Zu diesem Vorbringen wird in rechtlicher Hinsicht einleitend bemerkt:
§48 Abs5 StVO 1960 bestimmt unter anderem, daß bei seitlicher Anbringung der seitliche Abstand zwischen dem der Fahrbahn zunächst liegenden Rand eines Straßenverkehrszeichen und dem Fahrbahnrand im Ortsgebiet nicht weniger als 0,30 m und nur in Ausnahmefällen mehr als 2 m, auf Freilandstraßen nur in Ausnahmefällen weniger als 1 m und mehr als 2,50 m betragen darf.
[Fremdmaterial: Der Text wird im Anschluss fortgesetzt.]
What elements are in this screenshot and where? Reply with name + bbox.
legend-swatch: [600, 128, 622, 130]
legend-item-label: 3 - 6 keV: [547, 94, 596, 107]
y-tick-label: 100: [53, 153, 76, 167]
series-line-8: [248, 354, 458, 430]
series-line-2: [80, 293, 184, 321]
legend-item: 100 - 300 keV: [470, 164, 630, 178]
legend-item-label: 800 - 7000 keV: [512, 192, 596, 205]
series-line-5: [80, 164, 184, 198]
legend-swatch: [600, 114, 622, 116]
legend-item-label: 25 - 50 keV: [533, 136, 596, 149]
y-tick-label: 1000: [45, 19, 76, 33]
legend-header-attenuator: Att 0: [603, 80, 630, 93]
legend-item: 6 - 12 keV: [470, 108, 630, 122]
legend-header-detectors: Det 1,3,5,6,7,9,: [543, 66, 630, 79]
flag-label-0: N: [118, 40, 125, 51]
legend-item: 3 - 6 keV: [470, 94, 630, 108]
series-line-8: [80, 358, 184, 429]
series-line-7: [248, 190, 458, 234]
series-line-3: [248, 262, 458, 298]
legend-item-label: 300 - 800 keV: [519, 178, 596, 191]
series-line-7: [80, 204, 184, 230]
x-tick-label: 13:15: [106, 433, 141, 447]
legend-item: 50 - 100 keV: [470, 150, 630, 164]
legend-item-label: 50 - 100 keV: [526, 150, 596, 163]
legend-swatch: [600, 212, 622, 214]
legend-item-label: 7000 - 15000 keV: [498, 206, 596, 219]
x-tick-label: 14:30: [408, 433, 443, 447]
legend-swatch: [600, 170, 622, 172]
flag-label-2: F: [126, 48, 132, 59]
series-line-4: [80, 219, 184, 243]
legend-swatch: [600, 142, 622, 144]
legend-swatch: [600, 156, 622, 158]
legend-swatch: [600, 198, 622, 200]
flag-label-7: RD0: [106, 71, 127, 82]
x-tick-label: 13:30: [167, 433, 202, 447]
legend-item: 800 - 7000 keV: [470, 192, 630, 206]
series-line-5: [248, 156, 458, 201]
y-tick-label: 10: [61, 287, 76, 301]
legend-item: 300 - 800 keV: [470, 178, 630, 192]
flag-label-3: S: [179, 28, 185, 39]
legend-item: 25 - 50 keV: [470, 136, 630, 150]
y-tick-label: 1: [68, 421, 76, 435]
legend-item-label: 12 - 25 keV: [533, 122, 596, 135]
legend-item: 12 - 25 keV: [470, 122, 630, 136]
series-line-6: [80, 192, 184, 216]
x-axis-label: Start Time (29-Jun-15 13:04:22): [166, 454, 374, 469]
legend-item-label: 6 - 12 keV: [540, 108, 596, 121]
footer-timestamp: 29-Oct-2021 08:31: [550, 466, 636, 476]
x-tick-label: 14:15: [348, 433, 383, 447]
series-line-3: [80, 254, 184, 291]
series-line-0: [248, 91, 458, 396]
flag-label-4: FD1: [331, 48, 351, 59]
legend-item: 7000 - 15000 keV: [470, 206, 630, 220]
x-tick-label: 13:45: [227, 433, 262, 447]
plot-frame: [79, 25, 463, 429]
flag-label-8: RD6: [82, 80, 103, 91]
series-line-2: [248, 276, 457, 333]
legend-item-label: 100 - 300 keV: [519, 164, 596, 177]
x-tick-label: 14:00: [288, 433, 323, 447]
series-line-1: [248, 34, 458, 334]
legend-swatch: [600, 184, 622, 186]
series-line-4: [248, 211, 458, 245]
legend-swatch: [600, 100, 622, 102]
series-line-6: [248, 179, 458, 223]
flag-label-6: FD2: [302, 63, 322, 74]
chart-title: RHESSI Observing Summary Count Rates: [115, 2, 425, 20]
Schon im Interesse der Rechts- und Verkehrssicherheit muß sich daher jeder Verkehrsteilnehmer auf die Geltung aufgestellter Verkehrszeichen verlassen können (OGH 8.7.1970, 2 Ob 213/70, ZVR 1971/30).
Darüber hinaus ist eine durch Straßenverkehrszeichen kundgemachte Verordnung für den Normunterworfenen als Modellfigur des mit den rechtlichen Werten verbundenen Menschen nach Maßgabe des Inhaltes so lange rechtswirksam, bis sie aufgehoben ist. Einem Fahrzeuglenker bleibt es daher nicht überlassen, zu beurteilen, bei welcher Sachlage er ein Verbot nicht einzuhalten braucht (VwGH 26.11.1970, 1175/70, ZVR 1971/172).
In diesem Sinne hat auch der Verfassungsgerichtshof in seinem Erkenntnis vom 16.12.1975, V 27/75, Slg 7724, ausgeführt, daß die Abstandsregelung betreffend die Anbringung eines Straßenverkehrszeichens nicht zentimetergenau sein muß. Ebenso hat der Verwaltungsgerichtshof in seinem Erkenntnis vom 13.2.1985, 85/18/0024 ausgeführt, daß sich aus §48 Abs5 StVO 1960 keine Verpflichtung der Behörde zur zentimetergenauen Einhaltung der Höchst- und Mindestmaße für die Anbringung von Straßenverkehrszeichen ergibt. Eine Verletzung von Rechten des Beschwerdeführers könne daher nur unter Annahme eines wesentlichen Verstoßes gegen die erwähnte Vorschrift liegen, der von der Partei detailliert anzugeben ist (zB Ausmaß der Über- bzw Unterschreitung).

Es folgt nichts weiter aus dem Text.